I used to be able to trust Wendy, before he came along and changed her. But it’s not as if I haven’t changed too. I have pain on my hands. Tink’s pain.

“You can talk to me, you know,” says Peter. “Whatever it is, I likely understand it more than you would think.”

“I was supposed to protect her,” I say, more to myself than to Peter. “That’s all I’ve ever wanted, ever since the night she came to my room and cried and told me about the bargain our parents had struck when she was sick. She was still so young when she found out. And I swore to myself I wouldn’t let you take her. That I’d exhaust all resources to make sure nothing bad ever happened to her. But it wasn’t enough. In the end, you took her anyway. Worse, I’d devoted so much energy into being suspicious of you…”

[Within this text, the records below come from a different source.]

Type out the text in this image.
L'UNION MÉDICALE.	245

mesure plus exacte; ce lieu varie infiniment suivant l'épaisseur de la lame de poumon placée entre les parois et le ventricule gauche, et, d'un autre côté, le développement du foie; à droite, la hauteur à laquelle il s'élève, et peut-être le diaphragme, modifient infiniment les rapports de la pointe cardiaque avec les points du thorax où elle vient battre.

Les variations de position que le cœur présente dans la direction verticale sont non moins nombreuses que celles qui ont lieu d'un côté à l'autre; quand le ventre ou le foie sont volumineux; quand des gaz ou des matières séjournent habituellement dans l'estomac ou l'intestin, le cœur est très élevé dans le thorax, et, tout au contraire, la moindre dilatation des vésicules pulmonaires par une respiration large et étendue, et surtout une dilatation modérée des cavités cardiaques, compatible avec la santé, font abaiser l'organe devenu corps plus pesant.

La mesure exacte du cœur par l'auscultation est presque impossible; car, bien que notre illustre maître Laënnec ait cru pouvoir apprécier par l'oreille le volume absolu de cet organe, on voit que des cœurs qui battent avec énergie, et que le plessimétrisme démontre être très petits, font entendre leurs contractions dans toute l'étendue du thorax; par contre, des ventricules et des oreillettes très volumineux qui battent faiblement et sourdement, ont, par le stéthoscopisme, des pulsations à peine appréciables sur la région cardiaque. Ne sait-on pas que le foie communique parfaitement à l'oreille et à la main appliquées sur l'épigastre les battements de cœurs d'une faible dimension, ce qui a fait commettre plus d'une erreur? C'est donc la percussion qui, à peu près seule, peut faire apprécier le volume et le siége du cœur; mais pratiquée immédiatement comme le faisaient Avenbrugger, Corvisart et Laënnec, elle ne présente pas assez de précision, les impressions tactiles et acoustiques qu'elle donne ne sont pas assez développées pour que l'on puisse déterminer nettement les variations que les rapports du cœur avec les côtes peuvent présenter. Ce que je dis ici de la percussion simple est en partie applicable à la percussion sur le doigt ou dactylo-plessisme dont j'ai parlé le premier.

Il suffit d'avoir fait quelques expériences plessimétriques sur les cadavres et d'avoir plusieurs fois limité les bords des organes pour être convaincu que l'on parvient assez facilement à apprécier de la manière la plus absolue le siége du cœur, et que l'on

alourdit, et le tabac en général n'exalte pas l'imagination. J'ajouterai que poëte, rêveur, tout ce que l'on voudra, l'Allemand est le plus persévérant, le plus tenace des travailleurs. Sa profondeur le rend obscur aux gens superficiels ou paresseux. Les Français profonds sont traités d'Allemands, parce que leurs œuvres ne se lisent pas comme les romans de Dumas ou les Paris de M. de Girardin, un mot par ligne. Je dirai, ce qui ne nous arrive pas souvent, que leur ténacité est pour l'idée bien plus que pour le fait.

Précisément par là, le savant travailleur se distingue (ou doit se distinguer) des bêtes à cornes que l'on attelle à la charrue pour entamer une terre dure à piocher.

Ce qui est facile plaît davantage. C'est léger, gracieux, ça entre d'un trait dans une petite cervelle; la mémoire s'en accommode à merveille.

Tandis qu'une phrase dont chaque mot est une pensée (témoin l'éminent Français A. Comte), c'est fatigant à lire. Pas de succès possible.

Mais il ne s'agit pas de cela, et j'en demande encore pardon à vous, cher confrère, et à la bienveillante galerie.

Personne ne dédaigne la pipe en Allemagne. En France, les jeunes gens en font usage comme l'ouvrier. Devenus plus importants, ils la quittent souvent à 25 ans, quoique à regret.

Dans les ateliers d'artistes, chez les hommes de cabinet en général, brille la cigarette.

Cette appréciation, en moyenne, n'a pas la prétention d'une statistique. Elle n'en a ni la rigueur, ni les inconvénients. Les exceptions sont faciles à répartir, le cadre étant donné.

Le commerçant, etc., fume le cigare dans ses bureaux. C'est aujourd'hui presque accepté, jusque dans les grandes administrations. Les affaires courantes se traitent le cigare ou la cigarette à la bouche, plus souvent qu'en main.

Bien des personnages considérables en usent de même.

Peter gives me a knowing but patient look.

“That I never saw Captain Astor coming,” I say, suddenly aware of the possibility that Peter could very well be telling the truth. Have I been so blinded by my hatred for him that I’ve neglected to acknowledge the other enemy?

“You’re not the only one who failed her, I’m afraid,” says Peter, though he’s not looking at me anymore. Instead, he stares out at the frothy sea.

I can’t help but wonder if he’s talking about losing her to the captain, or something else entirely.

“It’s cruel, you know,” says Peter after a long stretch of silence.

“What is?”

His face is as unaffected as ever, his tone even apathetic, but I recognize the ability to separate oneself from one’s emotions. “That sometimes, the price for protecting those you love is losing that bit of yourself that was good enough to want to protect them in the first place.”

My chest rattles, my mind flashing back to branding Tink’s flesh. How her whimpers—silent as they were—had reminded me of Wendy’s from that night I hid outside the parlor. I’d had to close my heart off to my love for my sister in order to torture the information out of Tink to save her. At least, I’d thought I’d had to do it. To protect Wendy, I’d sacrificed not only Tink, but the part of myself that still cared.

I’m not entirely willing to accept that, though. I’m not willing to accept that the part of me that would die for my sister is gone with my innocence.

“Did you hurt her?” I ask.

Peter doesn’t look at me. “Not in the way you’re asking.”

I think of Wendy whimpering from inside the parlor. How I was too stunned to run and ask my parents for help.

My throat stings. Peter might be laden with guilt for getting Wendy addicted to faerie dust, but he only gave it to her to protect her from the shadows, from herself. I’ve done worse to my sister.

“Do you think she’ll forgive us?” I ask, though I don’t specify for what. For not calling for help when she was being abused. For not seeing the captain coming. For letting my obsession with protecting her go so far that I tortured an innocent person, someone who had likely been abused just like my sister.

Peter doesn’t answer.

I’m on my way back to the Den when, in the dark, something bumps into me, nearly knocking me over. Panicked, I search the nearby forest for any signs of an assailant, but no one is to be found.

When I slip my shivering hands back into my pocket, my right hand curls around a set of wooden tiles.

I pull them out and examine them in the moonlight.

Three tiles. A sun. A downward-facing arrow. And a cave.